I have two first cousins and they are both great! I have a small family in general: my dad is an only child and my mom only has one brother, hence the two cousins. I have some other second cousins or something but we're not close and I actually don't even know how they're related to me. My entire family besides my parents and my siblings (plus some distant family in Brazil - random, right? Apparently they moved there right before World War II) lives in Israel. When I was younger, my family would fly over every summer to spend about a month here, staying with my grandparents and seeing old family friends. My cousins would come visit once or twice during that month, and when we were younger it was great. My older cousin (who is turning 23 on Friday) and I would make scavenger hunts for my brother, my sister, and my younger cousin, now 19. We wrote the clues in Hebrew and English so everyone could understand and hid them throughout my grandfather's apartment. The prize was always something small we could scrape together on the spot - a handful of chocolate coins, or some candy from my grandmother's cabinet, where she kept the sweet things she liked to give us. We made human pyramids in the dirt backyard under my grandfather's apartment, surrounded by all the stray cats Israel is so well known for. We were great friends in the easy way young children have.

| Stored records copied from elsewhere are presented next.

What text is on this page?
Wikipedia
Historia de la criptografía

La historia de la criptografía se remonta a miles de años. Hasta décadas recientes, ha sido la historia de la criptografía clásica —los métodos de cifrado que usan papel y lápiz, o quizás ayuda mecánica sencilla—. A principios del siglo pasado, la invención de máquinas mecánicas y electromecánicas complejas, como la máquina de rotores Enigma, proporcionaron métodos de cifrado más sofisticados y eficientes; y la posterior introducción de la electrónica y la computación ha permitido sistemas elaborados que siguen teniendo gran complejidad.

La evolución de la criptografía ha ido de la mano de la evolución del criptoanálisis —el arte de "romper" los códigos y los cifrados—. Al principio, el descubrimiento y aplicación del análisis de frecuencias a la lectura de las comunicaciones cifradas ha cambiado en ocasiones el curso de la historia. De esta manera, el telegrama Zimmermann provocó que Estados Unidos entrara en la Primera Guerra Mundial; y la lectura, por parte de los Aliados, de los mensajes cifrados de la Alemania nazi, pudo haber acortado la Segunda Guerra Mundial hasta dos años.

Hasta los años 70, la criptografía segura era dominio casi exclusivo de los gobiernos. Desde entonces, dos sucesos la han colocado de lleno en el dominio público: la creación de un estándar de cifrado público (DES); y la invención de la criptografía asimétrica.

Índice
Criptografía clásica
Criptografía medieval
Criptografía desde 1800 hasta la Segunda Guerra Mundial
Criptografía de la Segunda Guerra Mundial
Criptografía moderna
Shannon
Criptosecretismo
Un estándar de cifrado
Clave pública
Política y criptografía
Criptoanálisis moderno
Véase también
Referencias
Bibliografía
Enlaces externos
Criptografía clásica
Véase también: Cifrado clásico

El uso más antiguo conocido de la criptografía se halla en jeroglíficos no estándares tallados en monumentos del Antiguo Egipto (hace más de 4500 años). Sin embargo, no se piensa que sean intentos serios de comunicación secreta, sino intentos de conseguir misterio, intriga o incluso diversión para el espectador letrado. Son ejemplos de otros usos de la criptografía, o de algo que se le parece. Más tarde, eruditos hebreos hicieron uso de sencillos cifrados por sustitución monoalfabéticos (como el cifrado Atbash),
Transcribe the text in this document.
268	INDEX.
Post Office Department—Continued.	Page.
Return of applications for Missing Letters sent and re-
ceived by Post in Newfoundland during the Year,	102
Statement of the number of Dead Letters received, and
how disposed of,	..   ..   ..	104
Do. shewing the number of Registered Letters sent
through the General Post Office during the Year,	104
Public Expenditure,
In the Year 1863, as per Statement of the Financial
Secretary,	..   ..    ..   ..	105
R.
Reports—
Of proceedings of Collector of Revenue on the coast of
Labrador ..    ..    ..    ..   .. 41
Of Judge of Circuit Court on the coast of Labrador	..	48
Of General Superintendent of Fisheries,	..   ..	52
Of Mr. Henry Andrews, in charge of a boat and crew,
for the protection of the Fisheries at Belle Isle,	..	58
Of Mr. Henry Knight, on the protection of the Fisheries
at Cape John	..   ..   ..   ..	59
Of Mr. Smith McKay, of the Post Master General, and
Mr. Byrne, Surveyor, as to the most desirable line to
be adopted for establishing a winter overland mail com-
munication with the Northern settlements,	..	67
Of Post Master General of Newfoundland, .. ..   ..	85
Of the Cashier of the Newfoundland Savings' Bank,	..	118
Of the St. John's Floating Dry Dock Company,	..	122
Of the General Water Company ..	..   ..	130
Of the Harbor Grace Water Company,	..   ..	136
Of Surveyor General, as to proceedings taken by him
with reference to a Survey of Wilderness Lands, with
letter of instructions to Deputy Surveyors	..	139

When I started my sophomore year of high school, I got busy. I had homework and summer work and a volunteering job. There were things I had to do during the summer that couldn't be put on hold to go away for a month and bake in front of the air conditioning. I missed my own brother's bar mitzvah because I couldn't make it to Israel - and that's something that I will most likely never stop feeling guilty about, although I'm pretty sure at this point he could care less. But the main idea is that I was busy all the time. So the summer before my junior year was the last time I flew to Israel with my family. I didn't go back until last winter, during my second year of college.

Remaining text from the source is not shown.